Palais du facteur Cheval

5,80 euros. Un prix modique pour ce voyage au pays de l’imaginaire. Je me retournai et jetai un dernier regard pour m’imprégner de la vision fantasmagorique que j’avais eu le loisir d’admirer, grâce à la ténacité et au courage d’un homme entré aujourd’hui dans l’histoire. Rempli d’espoir, je rangeai le précieux objet dans ma poche et démarrai. Il était dix heures et la circulation était fluide sur l’autoroute A7. Mes pensées vagabondaient.

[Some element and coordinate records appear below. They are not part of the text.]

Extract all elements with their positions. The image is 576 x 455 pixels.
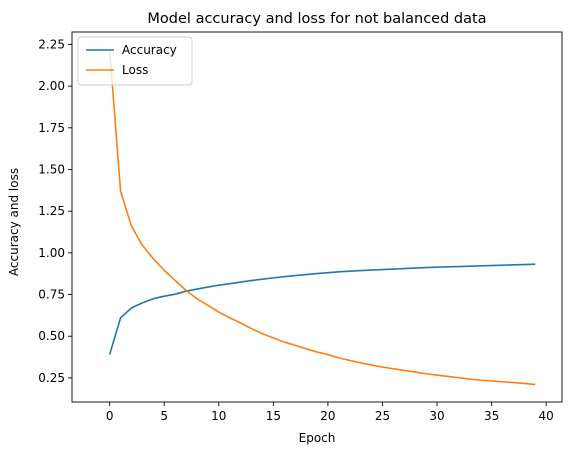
y-tick-label: 0.75 bbox=[38, 288, 65, 302]
y-tick-label: 1.75 bbox=[38, 121, 65, 135]
legend-label-loss: Loss bbox=[122, 63, 148, 77]
y-tick-label: 2.25 bbox=[38, 37, 65, 51]
chart-title: Model accuracy and loss for not balanced… bbox=[147, 11, 486, 27]
plot-area: 0 5 10 15 20 25 30 35 40 0.25 0.50 0.75 1.00 1.25 1.50… bbox=[38, 31, 563, 423]
plot-frame bbox=[71, 31, 563, 403]
legend-label-accuracy: Accuracy bbox=[122, 43, 177, 57]
series-line-accuracy bbox=[108, 263, 536, 355]
y-tick-label: 0.50 bbox=[38, 329, 65, 343]
x-axis-label: Epoch bbox=[299, 431, 336, 445]
y-tick-label: 1.50 bbox=[38, 162, 65, 176]
x-tick-label: 20 bbox=[320, 409, 335, 423]
series-line-loss bbox=[108, 49, 536, 386]
x-tick-label: 10 bbox=[211, 409, 226, 423]
x-tick-label: 35 bbox=[484, 409, 499, 423]
x-tick-label: 40 bbox=[539, 409, 554, 423]
y-tick-label: 1.00 bbox=[38, 246, 65, 260]
y-axis-label: Accuracy and loss bbox=[7, 168, 21, 276]
x-tick-label: 5 bbox=[160, 409, 168, 423]
legend-box bbox=[77, 36, 193, 86]
x-tick-label: 15 bbox=[266, 409, 281, 423]
x-tick-label: 0 bbox=[106, 409, 114, 423]
y-tick-label: 1.25 bbox=[38, 204, 65, 218]
x-tick-label: 25 bbox=[375, 409, 390, 423]
y-tick-label: 2.00 bbox=[38, 79, 65, 93]
y-tick-label: 0.25 bbox=[38, 371, 65, 385]
x-tick-label: 30 bbox=[429, 409, 444, 423]
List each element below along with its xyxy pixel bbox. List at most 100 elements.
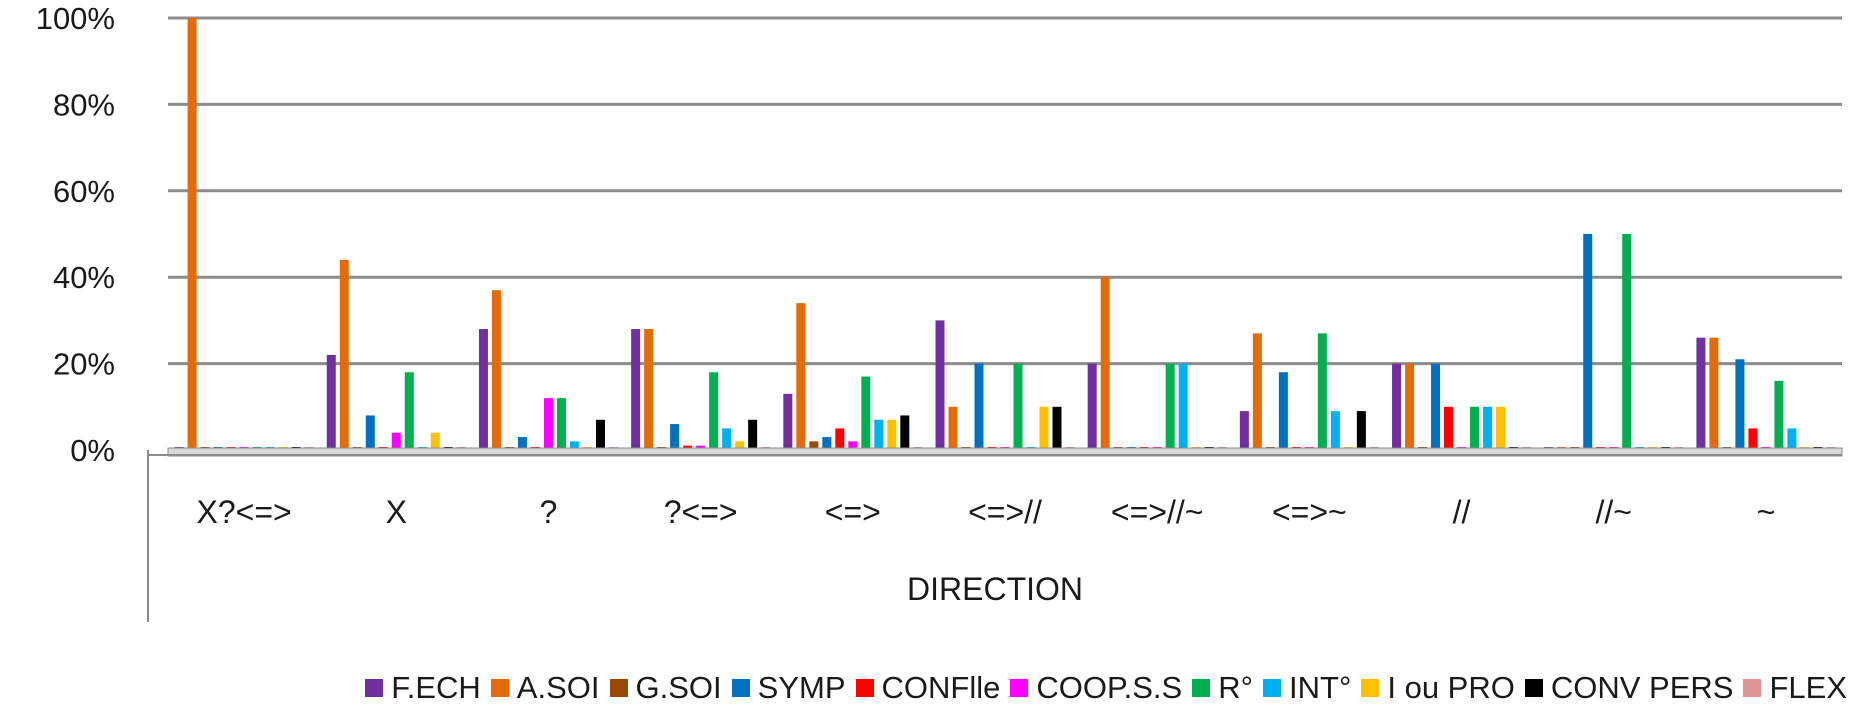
bar <box>404 372 414 450</box>
bar <box>861 376 871 450</box>
legend-swatch <box>1192 679 1211 697</box>
bar <box>569 441 579 450</box>
y-tick-label: 100% <box>36 1 115 36</box>
x-axis-title: DIRECTION <box>907 571 1083 607</box>
legend-swatch <box>1361 679 1380 697</box>
bar <box>478 329 488 450</box>
bar <box>187 18 197 450</box>
bar <box>1622 234 1632 450</box>
bar <box>796 303 806 450</box>
bar <box>644 329 654 450</box>
bar <box>1583 234 1593 450</box>
y-tick-label: 20% <box>53 347 115 382</box>
bar <box>887 419 897 450</box>
x-tick-label: X?<=> <box>196 494 291 530</box>
x-tick-label: // <box>1453 494 1471 530</box>
bar <box>948 406 958 450</box>
bar <box>748 419 758 450</box>
bar <box>735 441 745 450</box>
x-tick-label: ? <box>540 494 558 530</box>
bar <box>430 432 440 450</box>
bar <box>1431 363 1441 450</box>
bar <box>1178 363 1188 450</box>
bar <box>1278 372 1288 450</box>
y-tick-label: 0% <box>70 433 115 468</box>
legend-swatch <box>365 679 384 697</box>
y-tick-label: 80% <box>53 87 115 122</box>
bar <box>874 419 884 450</box>
legend-swatch <box>1010 679 1029 697</box>
bar <box>556 398 566 450</box>
bar <box>1252 333 1262 450</box>
y-axis-ticks: 0% 20% 40% 60% 80% 100% <box>36 1 115 468</box>
bar <box>1735 359 1745 450</box>
legend-swatch <box>1743 679 1762 697</box>
legend-label: COOP.S.S <box>1036 670 1183 705</box>
bar <box>1392 363 1402 450</box>
legend-label: R° <box>1218 670 1254 705</box>
bar <box>709 372 719 450</box>
legend-entry: SYMP <box>731 670 846 706</box>
bar <box>900 415 910 450</box>
bar <box>1709 337 1719 450</box>
x-tick-label: ?<=> <box>664 494 738 530</box>
legend-swatch <box>855 679 874 697</box>
bar <box>1356 411 1366 450</box>
bar <box>1100 277 1110 450</box>
bar <box>1013 363 1023 450</box>
x-tick-label: <=> <box>825 494 881 530</box>
x-tick-label: X <box>386 494 407 530</box>
bar <box>1405 363 1415 450</box>
legend-entry: F.ECH <box>365 670 481 706</box>
bar <box>935 320 945 450</box>
legend-label: CONFlle <box>881 670 1001 705</box>
legend-entry: R° <box>1192 670 1253 706</box>
bar <box>1052 406 1062 450</box>
legend-label: I ou PRO <box>1387 670 1515 705</box>
bar <box>1039 406 1049 450</box>
bar <box>1748 428 1758 450</box>
bar <box>974 363 984 450</box>
bar <box>517 437 527 450</box>
legend-entry: A.SOI <box>490 670 600 706</box>
bar <box>595 419 605 450</box>
bar <box>1483 406 1493 450</box>
x-tick-label: <=>// <box>968 494 1042 530</box>
y-tick-label: 60% <box>53 174 115 209</box>
bar <box>1496 406 1506 450</box>
legend-entry: FLEX <box>1743 670 1847 706</box>
legend-label: CONV PERS <box>1550 670 1734 705</box>
bar <box>339 259 349 450</box>
x-axis <box>147 447 1843 622</box>
legend-entry: CONFlle <box>855 670 1001 706</box>
bar <box>326 354 336 450</box>
x-tick-label: <=>~ <box>1272 494 1347 530</box>
bar <box>822 437 832 450</box>
bar <box>1330 411 1340 450</box>
bar <box>543 398 553 450</box>
bar <box>1317 333 1327 450</box>
bar <box>848 441 858 450</box>
bar <box>809 441 819 450</box>
bar <box>1470 406 1480 450</box>
bar <box>1444 406 1454 450</box>
legend-label: FLEX <box>1769 670 1847 705</box>
x-axis-ticks: X?<=> X? ?<=> <=> <=>// <=>//~ <=>~ // //~ ~ <box>196 494 1775 530</box>
x-tick-label: //~ <box>1595 494 1631 530</box>
legend-entry: INT° <box>1263 670 1351 706</box>
legend-swatch <box>609 679 628 697</box>
x-tick-label: <=>//~ <box>1111 494 1204 530</box>
grid-lines <box>168 16 1842 366</box>
bar <box>1696 337 1706 450</box>
y-tick-label: 40% <box>53 260 115 295</box>
bar <box>365 415 375 450</box>
bar <box>391 432 401 450</box>
legend-label: SYMP <box>757 670 846 705</box>
legend: F.ECH A.SOI G.SOI SYMP CONFlle COOP.S.S R° INT°… <box>0 670 1851 706</box>
bar <box>835 428 845 450</box>
legend-label: F.ECH <box>391 670 481 705</box>
legend-entry: G.SOI <box>609 670 722 706</box>
bar <box>491 290 501 450</box>
bar <box>1087 363 1097 450</box>
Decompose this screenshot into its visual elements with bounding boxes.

Des visions de projets improbables, qui restaient encore à inventer, traversaient mon esprit en ébullition. C’est pendant le trajet, alors qu’une multitude d’images se bousculaient encore dans ma tête, que l’idée commença à germer. Le déclic était bel et bien en train de se produire. Ce n’était pas qu’une légende. Mais, laissez-moi vous raconter comment tout a commencé.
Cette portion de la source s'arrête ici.